Koch Industries will provide more than half the funds needed to establish a trading center at Wichita State University.
The 800-square-foot lab, to be called the Koch Global Trading Center, will be on the main floor of Clinton Hall and will be part of WSU’s W. Frank Barton School of Business.
The center will be equipped with 30 work stations that will supply real-time quotes and financial data, full-color LED tickers carrying stock and price information from multiple markets, analysis software and digital display panels with breaking news and financial information.

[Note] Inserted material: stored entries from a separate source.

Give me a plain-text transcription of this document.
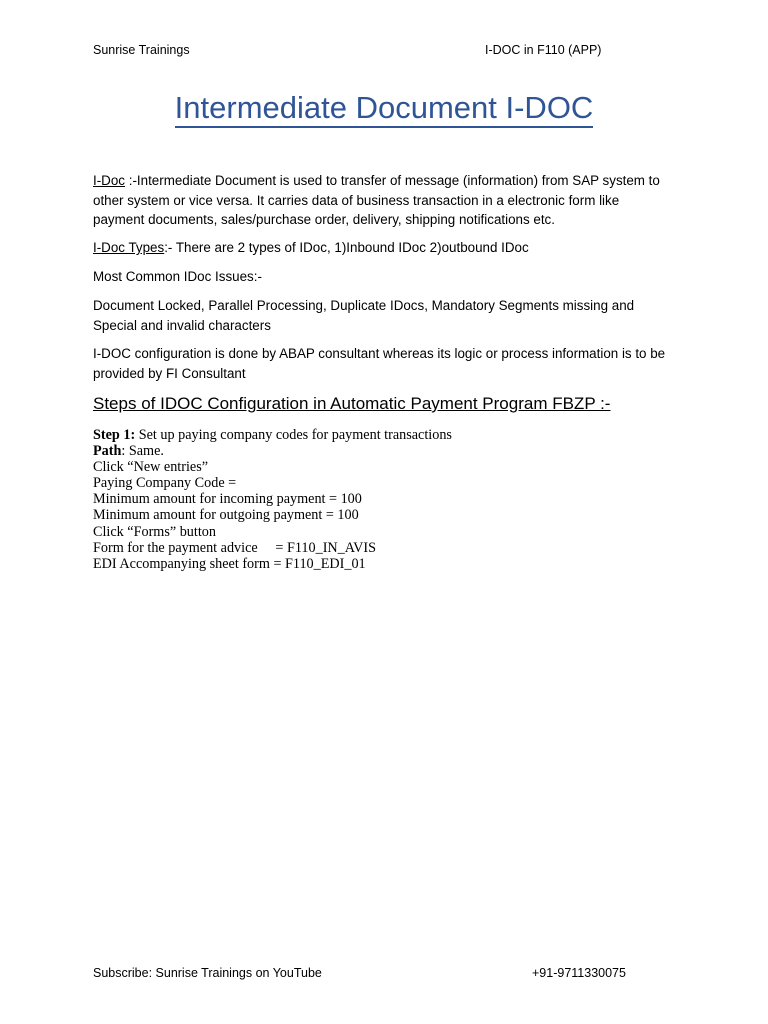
Sunrise Trainings	I-DOC in F110 (APP)
Intermediate Document I-DOC

I-Doc :-Intermediate Document is used to transfer of message (information) from SAP system to other system or vice versa. It carries data of business transaction in a electronic form like payment documents, sales/purchase order, delivery, shipping notifications etc.

I-Doc Types:- There are 2 types of IDoc, 1)Inbound IDoc 2)outbound IDoc

Most Common IDoc Issues:-

Document Locked, Parallel Processing, Duplicate IDocs, Mandatory Segments missing and Special and invalid characters

I-DOC configuration is done by ABAP consultant whereas its logic or process information is to be provided by FI Consultant

Steps of IDOC Configuration in Automatic Payment Program FBZP :-
Step 1: Set up paying company codes for payment transactions
Path: Same.
Click “New entries”
Paying Company Code =
Minimum amount for incoming payment = 100
Minimum amount for outgoing payment = 100
Click “Forms” button
Form for the payment advice     = F110_IN_AVIS
EDI Accompanying sheet form = F110_EDI_01
Subscribe: Sunrise Trainings on YouTube	+91-9711330075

The trading center will help prepare business students for careers in the financial and commodities markets. It also will educate students from other disciplines about the impact trading activities have on all aspects of business, WSU officials said.

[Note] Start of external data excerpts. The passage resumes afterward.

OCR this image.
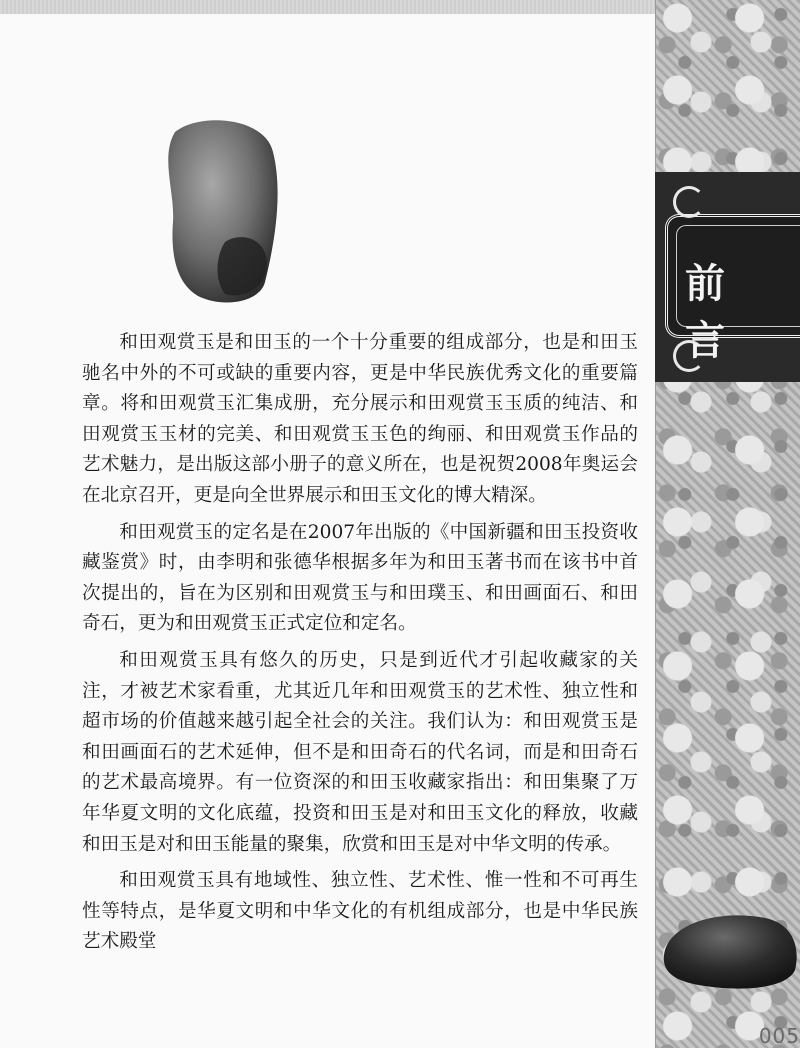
前 言

和田观赏玉是和田玉的一个十分重要的组成部分，也是和田玉驰名中外的不可或缺的重要内容，更是中华民族优秀文化的重要篇章。将和田观赏玉汇集成册，充分展示和田观赏玉玉质的纯洁、和田观赏玉玉材的完美、和田观赏玉玉色的绚丽、和田观赏玉作品的艺术魅力，是出版这部小册子的意义所在，也是祝贺2008年奥运会在北京召开，更是向全世界展示和田玉文化的博大精深。

和田观赏玉的定名是在2007年出版的《中国新疆和田玉投资收藏鉴赏》时，由李明和张德华根据多年为和田玉著书而在该书中首次提出的，旨在为区别和田观赏玉与和田璞玉、和田画面石、和田奇石，更为和田观赏玉正式定位和定名。

和田观赏玉具有悠久的历史，只是到近代才引起收藏家的关注，才被艺术家看重，尤其近几年和田观赏玉的艺术性、独立性和超市场的价值越来越引起全社会的关注。我们认为：和田观赏玉是和田画面石的艺术延伸，但不是和田奇石的代名词，而是和田奇石的艺术最高境界。有一位资深的和田玉收藏家指出：和田集聚了万年华夏文明的文化底蕴，投资和田玉是对和田玉文化的释放，收藏和田玉是对和田玉能量的聚集，欣赏和田玉是对中华文明的传承。

和田观赏玉具有地域性、独立性、艺术性、惟一性和不可再生性等特点，是华夏文明和中华文化的有机组成部分，也是中华民族艺术殿堂

005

Koch has pledged $346,000 of the $600,000 needed to set up the trading lab. Another $400,000 will be raised to create an endowment for equipment and software upgrades. Other private donors have committed about $272,000 for the lab, WSU said.
“This generous gift by Koch Industries makes it possible for us to offer an educational experience students won’t find at most other universities,” Cindy Claycomb, interim dean of the Barton School of Business, said in a statement. “The Koch Global Trading Center will provide training and knowledge that is relevant to the business world and valued by employers. That, in turn, will help Wichita State attract the best and brightest students.”
The goal is to complete fundraising for the project in the next few months and for the center to open by summer 2014.
“Where a lot of trading labs are really focused on learning the basics of equities, we want students to have a more comprehensive understanding of how markets work, the support functions necessary to properly trade and how trading concepts apply to many areas of business,” Richard Dinkel, corporate controller for Koch Industries, said in a statement. “We want the student who’s going into the workforce to enter it with a better understanding of not only how to make a trade but how to apply more of a trading mentality in any business.”
Partnering with Koch gives WSU the ability to offer a curriculum it wouldn’t otherwise be able to offer, said Rick LeCompte, chairman of the Barton School of Business’ Finance, Real Estate and Decision Sciences Department.
“It’s a really big deal for our students and our faculty,” LeCompte said. “It gives our students a huge lift up in terms of their capabilities.”
Koch operates its own trading floor in Wichita. With Koch’s help, the center’s concept was broadened from a “cookie-cutter copy” of labs at other universities to a center focused on integrating a trading curriculum with WSU’s current finance curriculum, he said.
WSU and Koch will each assign a representative to work together to develop the center’s curriculum and functions. Koch will also help with the instruction by providing subject matter experts and instructors for targeted programs at the center.
That will give the school expertise in areas such as commodities and energy trading, LeCompte said.
The school won’t train students to become traders, he said. But they will gain an understanding of the fundamentals of trading, such as back office trading and the fundamentals of risk management from a trading perspective.
“We want them to understand what’s going on in trading,” LeCompte said.
An advisory board made up of business and community representatives will help WSU develop the center’s mission.
With Koch’s pledge, architectural drawings for the center can be finalized, with work to begin as early as the end of the year, LeCompte said.